Der Tag im Italian Base Camp hatte schon schlecht begonnen. Matthias klagte über wenig Schlaf – die Erbsen des Vorabends hatten ihn geplagt. Mit den Erbsen hatte ich keine Probleme, allerdings dafür mit dem nächtlichen Sturm. Ein erster Blick aus dem Zelt offenbarte eine Änderung des Drehbuches. Die Karten sind neu gemischt - Neuschnee liegt überall und eine der Schlüsseletappen der Tour hatte eine  Zusatzschwierigkeit bekommen.

Vordergründig war beim Frühstück alles wie immer: freundlich, lustig und locker. Unterschwellig war eine gewisse Nervosität nicht zu leugnen. Wenig später brachen wir auf. Die Gedenktafeln am Bergsteigerfriedhof mahnen zur Vorsicht am Berg, doch noch war der Weg harmlos. Eine halbe Stunde über dem Italian Base Camp bildete sich eine Schlange. Das harmlose Gehgelände führte nun abrupt einen hundert Meter hohen Moränenhang hinunter. Normalerweise wäre das auch kein Problem, doch bei den aktuellen Verhältnissen machte die Vereisung und der Schnee das ganze zur Rutschpartie. Einmal Fahrt aufgenommen käme man erst zig Meter tiefer zum halten.

Die Nervosität der Mannschaften unterwegs wurde durch die Kunde der Verweigerung mehrerer Träger  nochmals gesteigert. Die Kollegen werden tageweise entlohnt und ein Teil des Summit Club Teams beschloss wohl, dass Lohn und Risiko nicht zusammen passten. In zügigem Tempo versuchten wir entsprechend den mächtigen Gletscher unterhalb der Südwestwand des Dhaulagiri zu überqueren. Spindrift, harmlos und dennoch beeindruckend, stob aus den mächtigen Rinnensystemen zu uns herunter. Wenn man sich mächtigen Schnee- und Eismassen unter unseren Füßen bewusst machte, so hätte man sich die sie ernährenden Schneelawinen aus der Wand über uns nicht vorstellen wollen.
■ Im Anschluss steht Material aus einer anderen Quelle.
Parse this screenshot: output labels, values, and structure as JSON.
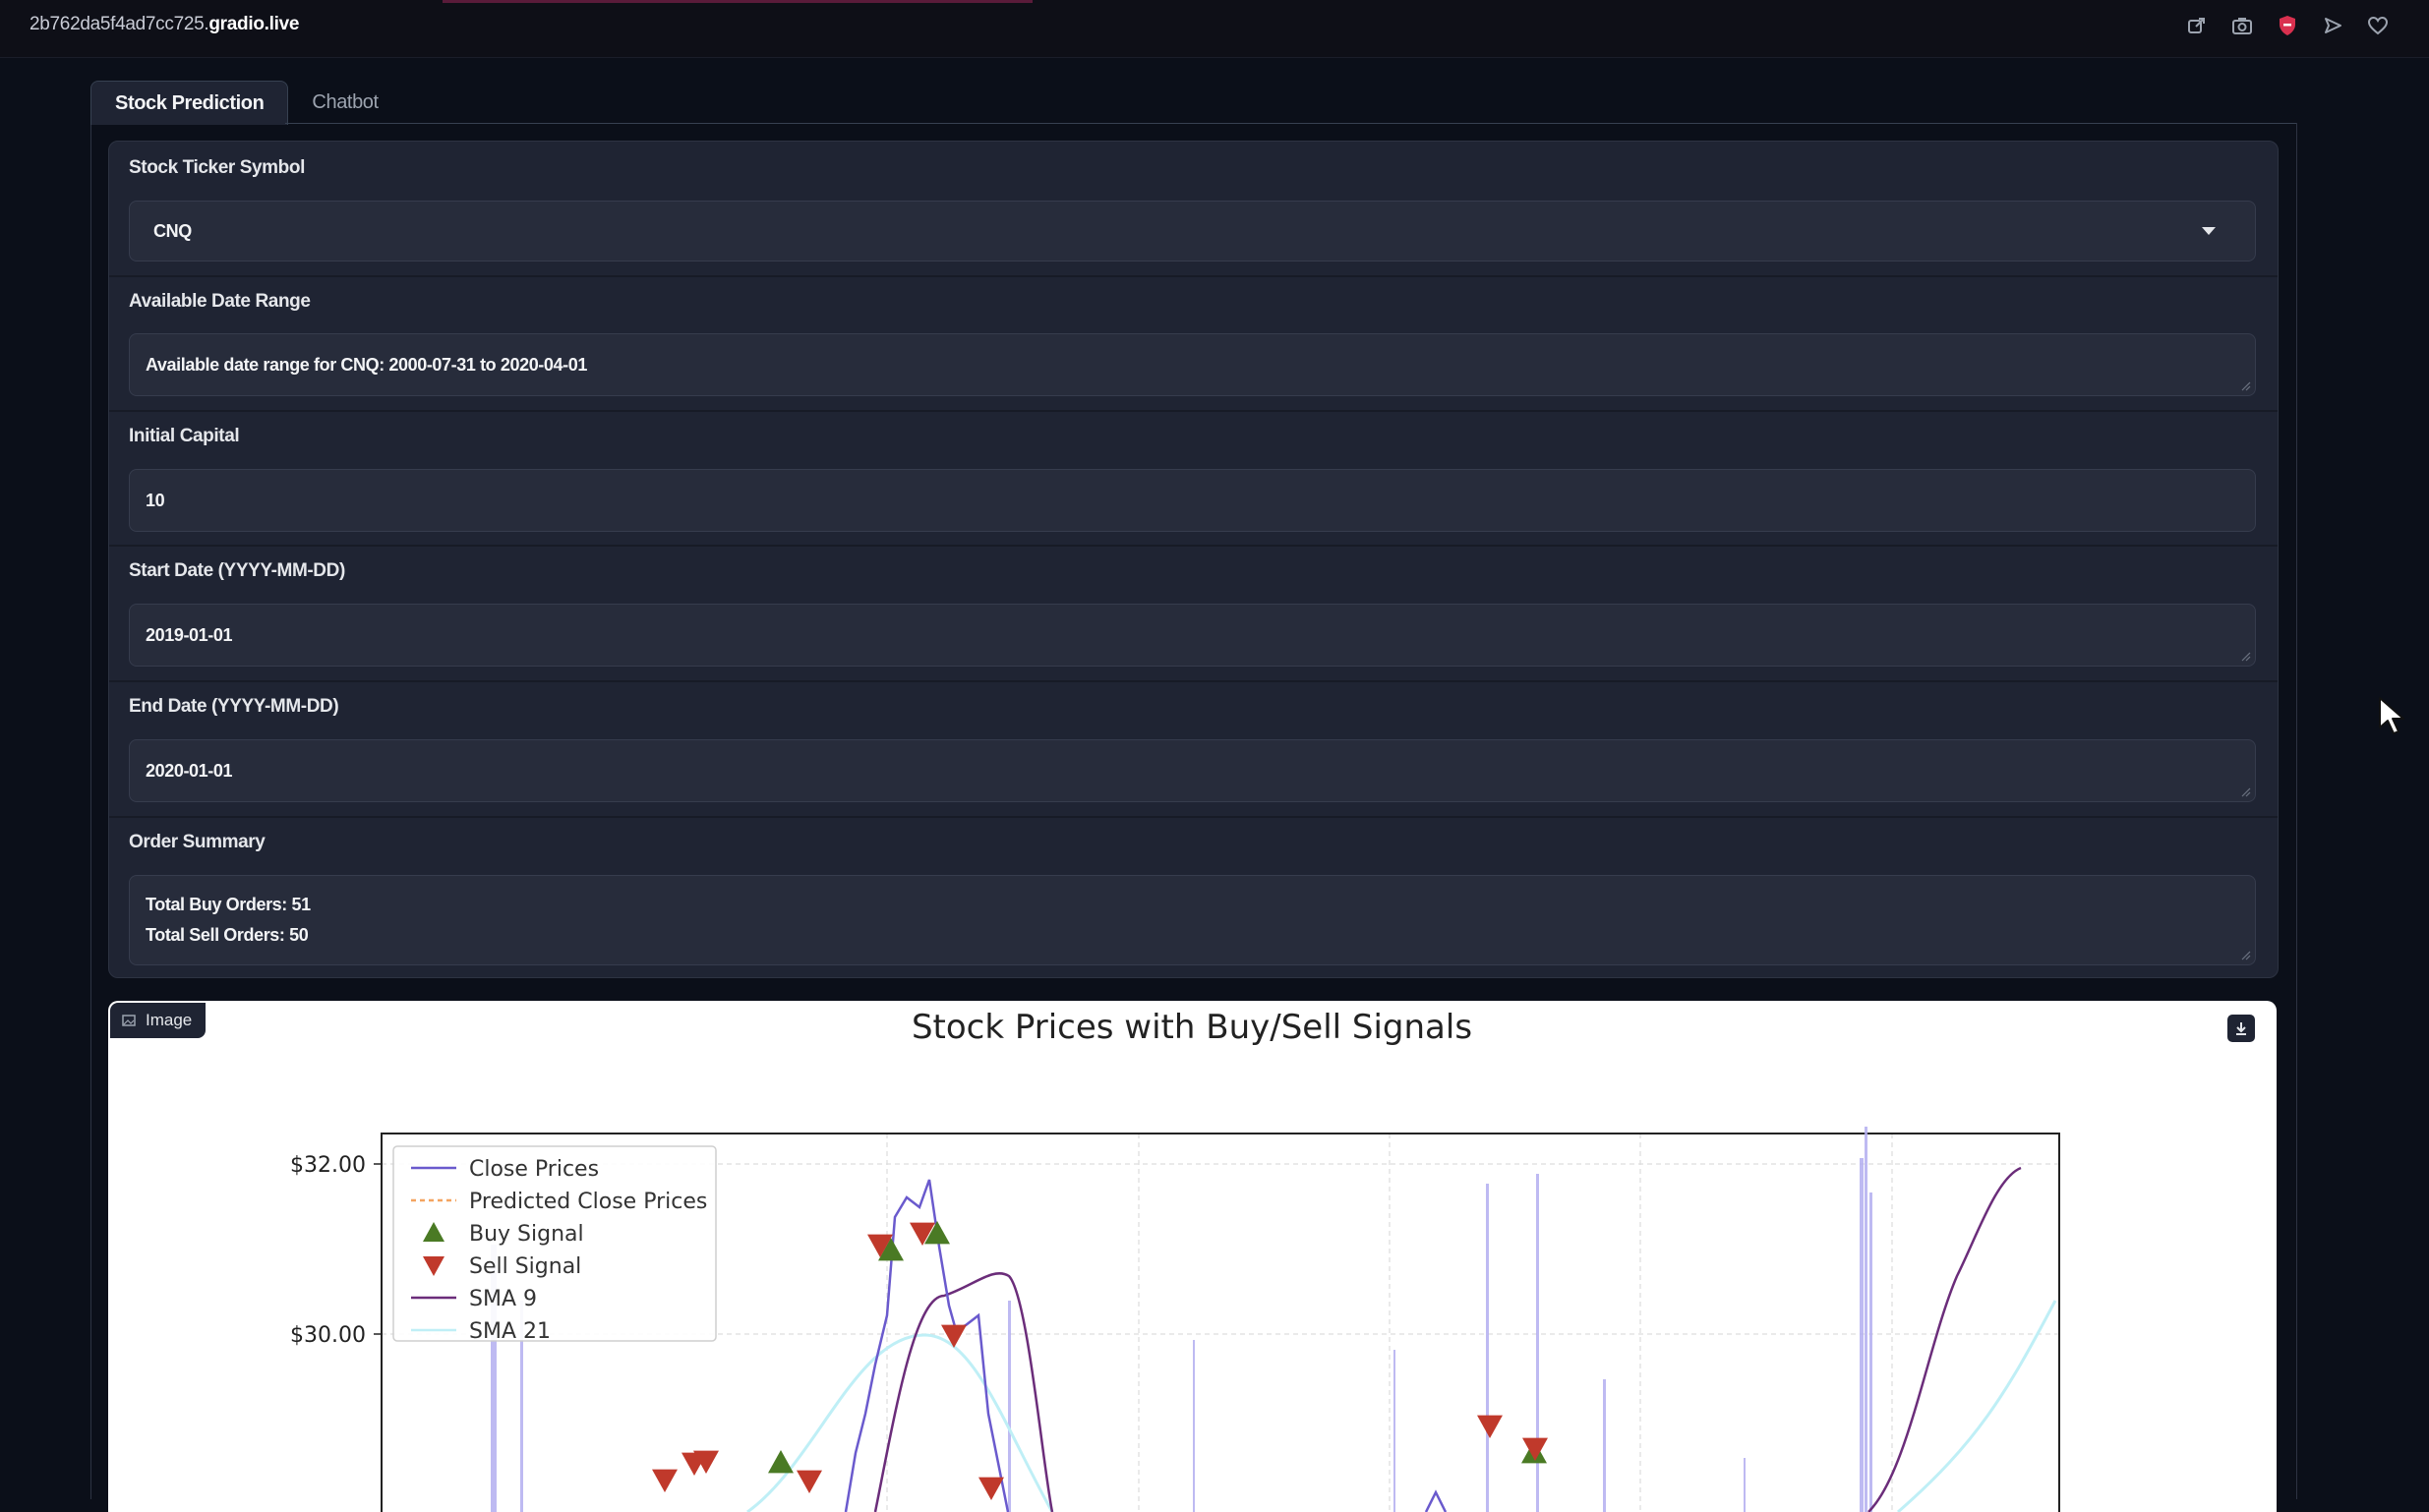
{
  "browser": {
    "url_prefix": "2b762da5f4ad7cc725.",
    "url_domain": "gradio.live",
    "toolbar_icons": [
      "share-icon",
      "camera-icon",
      "shield-icon",
      "send-icon",
      "heart-icon"
    ]
  },
  "tabs": [
    {
      "label": "Stock Prediction",
      "active": true
    },
    {
      "label": "Chatbot",
      "active": false
    }
  ],
  "form": {
    "ticker": {
      "label": "Stock Ticker Symbol",
      "value": "CNQ"
    },
    "date_range": {
      "label": "Available Date Range",
      "value": "Available date range for CNQ: 2000-07-31 to 2020-04-01"
    },
    "capital": {
      "label": "Initial Capital",
      "value": "10"
    },
    "start_date": {
      "label": "Start Date (YYYY-MM-DD)",
      "value": "2019-01-01"
    },
    "end_date": {
      "label": "End Date (YYYY-MM-DD)",
      "value": "2020-01-01"
    },
    "order_summary": {
      "label": "Order Summary",
      "line1": "Total Buy Orders: 51",
      "line2": "Total Sell Orders: 50"
    }
  },
  "image_panel": {
    "badge_label": "Image"
  },
  "chart_data": {
    "type": "line",
    "title": "Stock Prices with Buy/Sell Signals",
    "y_tick_labels": [
      "$32.00",
      "$30.00"
    ],
    "legend": [
      "Close Prices",
      "Predicted Close Prices",
      "Buy Signal",
      "Sell Signal",
      "SMA 9",
      "SMA 21"
    ],
    "legend_position": "top-left",
    "grid": true,
    "colors": {
      "close": "#6a5acd",
      "predicted": "#f4a460",
      "buy": "#4a7a24",
      "sell": "#c0392b",
      "sma9": "#6b2d7a",
      "sma21": "#bfeff6",
      "volume": "#b3aef0"
    }
  }
}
Der Gegenaufstieg auf der gegenüberliegenden Seitenmoräne bot Gelegenheit zum durchschnaufen. Nicht weil er so flach war, nein, weil keine objektive Gefahren drohten. Die Entspannungsphase war kurz, bald ging das Gelände in eine Schlucht über. Unfassbar hoch sind dort die Wände um einen herum, immer wieder war in einiger Entfernung einiges Poltern zu hören. Kein Ort zum Verweilen.

Schließlich entspannte sich die objektive Gefährdung um uns herum wieder. Die Schlucht weitete sich, der Weg ging auf den Gletscher über. Hier unten ist dieser vergleichsweise wegbar, Krusten meterhohes Geröll überziehen das Gletschereis und ein passabler Trekkingpfad findet sich obenauf. Wenig überhalb des Lagers einer großen Gruppe schlugen wir das unsere auf. Es war erst kurz nach Mittag, dennoch aber genug für heute.

Wir ruhten im Zelt aus um für eine kurzes Dal Bat einmal noch ins Küchenzelt umzuziehen. Eine sehr ehrliche Mahlzeit um einen sehr ehrlichen Trekkingtag abzuschließen.